柳行雁淡淡道,不禁又想起了去岁于他堪称“翻天覆地”的种种经历。
但他旋即拉回了思绪。
“此事可照你说的办,但身边须得带足人手,莫要贪功冒进、因小失大。”
“我明白。”
“之前说的几项,审问衙役仵作之事我自有手段,你只需等着结果便好。倒是那一连串‘夜探’……”
“嗯?”
“时机合适我自会安排。你我既为搭档,似昨夜那般孤身犯险的举动,便莫要再做。”
年长的男人义正词严地告诫。
杨言辉点了点头,表情煞是乖巧。
见他应了,柳行雁也不再多说,只道:“时候不早,我先回房了。食盒记得让人收走,等消食后再睡。”
“好的。”
少年似乎对他这番叮嘱颇为受用,从起身一直到将人送至门口,面上始终带着笑模样。柳行雁受之感染,兼之查案一事前景可期,神态也略略放松了少许,道了夜安后便自转身出门,回房安置了下。
半月的光景,转眼即逝。
为免隔墙有耳,那日之后,柳行雁便退了客店的房间,搬进了杨言辉在城中的院落。二人白日分头调查,夜间或碰头商议、或协作夜探,倒也有了不少收获。
首先是靳云飞的死因。
柳行雁身为暗卫,自有一套刑讯逼供的窍门。探明目标后,他神不知鬼不觉地下了手,很快便由仵作口中问出了真相。
据其所言,靳云飞确实是上吊而死,但身上却有些受人箝制的瘀青。他怀疑靳云飞被人迫着强行上吊,上头却说那瘀青是靳云飞被收押时挣扎留下的。
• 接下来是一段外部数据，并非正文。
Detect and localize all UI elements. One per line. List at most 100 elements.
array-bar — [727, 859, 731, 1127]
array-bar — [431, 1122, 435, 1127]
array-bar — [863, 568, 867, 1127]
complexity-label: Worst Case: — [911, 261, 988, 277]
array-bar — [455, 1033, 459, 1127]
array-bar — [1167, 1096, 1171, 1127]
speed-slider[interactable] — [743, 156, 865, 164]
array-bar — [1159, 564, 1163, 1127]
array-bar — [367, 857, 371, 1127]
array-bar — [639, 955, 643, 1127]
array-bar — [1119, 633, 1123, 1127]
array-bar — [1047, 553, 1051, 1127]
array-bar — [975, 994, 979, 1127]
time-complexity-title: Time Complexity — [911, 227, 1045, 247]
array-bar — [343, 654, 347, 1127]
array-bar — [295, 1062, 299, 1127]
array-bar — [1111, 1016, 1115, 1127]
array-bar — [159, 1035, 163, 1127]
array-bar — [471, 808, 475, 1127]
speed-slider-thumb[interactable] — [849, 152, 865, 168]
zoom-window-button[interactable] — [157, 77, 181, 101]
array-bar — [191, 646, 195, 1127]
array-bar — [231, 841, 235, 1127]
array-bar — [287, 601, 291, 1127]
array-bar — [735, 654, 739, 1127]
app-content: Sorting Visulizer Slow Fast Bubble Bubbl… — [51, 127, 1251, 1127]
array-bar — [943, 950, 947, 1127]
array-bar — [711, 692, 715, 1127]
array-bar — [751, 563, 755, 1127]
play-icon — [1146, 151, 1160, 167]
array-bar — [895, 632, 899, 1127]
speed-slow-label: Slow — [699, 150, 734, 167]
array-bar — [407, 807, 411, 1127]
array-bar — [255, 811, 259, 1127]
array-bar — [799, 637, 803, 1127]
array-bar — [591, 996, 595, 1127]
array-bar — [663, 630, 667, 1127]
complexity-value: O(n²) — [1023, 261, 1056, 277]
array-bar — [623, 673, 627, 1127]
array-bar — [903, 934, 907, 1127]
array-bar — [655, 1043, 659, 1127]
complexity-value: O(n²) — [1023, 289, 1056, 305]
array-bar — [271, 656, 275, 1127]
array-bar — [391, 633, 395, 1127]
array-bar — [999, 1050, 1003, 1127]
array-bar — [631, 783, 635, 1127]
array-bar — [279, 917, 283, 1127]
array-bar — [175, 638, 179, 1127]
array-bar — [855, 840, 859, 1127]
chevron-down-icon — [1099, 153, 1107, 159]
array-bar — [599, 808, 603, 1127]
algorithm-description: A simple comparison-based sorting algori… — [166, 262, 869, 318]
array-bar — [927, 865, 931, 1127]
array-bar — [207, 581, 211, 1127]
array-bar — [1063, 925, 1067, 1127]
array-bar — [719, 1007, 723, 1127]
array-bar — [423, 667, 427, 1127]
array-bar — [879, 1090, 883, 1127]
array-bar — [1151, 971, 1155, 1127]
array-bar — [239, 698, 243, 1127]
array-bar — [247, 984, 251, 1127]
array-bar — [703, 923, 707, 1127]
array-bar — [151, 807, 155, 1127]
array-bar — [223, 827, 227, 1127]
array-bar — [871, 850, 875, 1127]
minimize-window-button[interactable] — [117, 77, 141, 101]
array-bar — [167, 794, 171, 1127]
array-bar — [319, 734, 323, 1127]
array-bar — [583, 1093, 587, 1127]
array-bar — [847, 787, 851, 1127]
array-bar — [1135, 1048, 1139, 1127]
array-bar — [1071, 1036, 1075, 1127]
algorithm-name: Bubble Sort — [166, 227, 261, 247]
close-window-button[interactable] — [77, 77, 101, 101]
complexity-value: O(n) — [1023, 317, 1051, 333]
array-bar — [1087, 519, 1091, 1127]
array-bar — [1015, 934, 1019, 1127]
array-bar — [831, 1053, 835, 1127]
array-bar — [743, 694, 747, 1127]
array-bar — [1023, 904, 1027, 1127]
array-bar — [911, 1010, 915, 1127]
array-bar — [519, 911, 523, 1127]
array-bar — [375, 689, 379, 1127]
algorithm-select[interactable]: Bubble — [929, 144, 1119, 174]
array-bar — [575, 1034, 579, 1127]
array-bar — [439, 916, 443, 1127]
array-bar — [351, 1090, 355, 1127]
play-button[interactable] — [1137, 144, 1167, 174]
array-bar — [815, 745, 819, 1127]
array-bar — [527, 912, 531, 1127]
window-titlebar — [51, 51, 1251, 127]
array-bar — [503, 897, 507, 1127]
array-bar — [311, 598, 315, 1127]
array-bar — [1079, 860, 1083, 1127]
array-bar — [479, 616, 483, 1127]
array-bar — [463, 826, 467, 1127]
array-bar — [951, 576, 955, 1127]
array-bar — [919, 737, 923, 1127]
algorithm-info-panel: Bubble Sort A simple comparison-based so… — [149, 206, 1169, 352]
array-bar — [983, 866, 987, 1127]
他与靳云飞非亲非故,自然想着明哲保身,便在记录上略过此节,将靳云飞定性为自缢而亡。
靳云飞死因有疑,当值看守的衙役自不可能置身事外。靳云飞是夜里出的事,当时职守的衙役有三,两人看门、一人巡守。柳行雁逐一设套审问,这才由几人口中拼凑出了事情的经过。
出事那晚,有个自称是靳府仆役的人前来探监。因他备了好菜好酒,又有师爷手写的条子,几人都是老油条,也没多问便将人放了进去,趁着酒菜尚热急吼吼地吃了起来。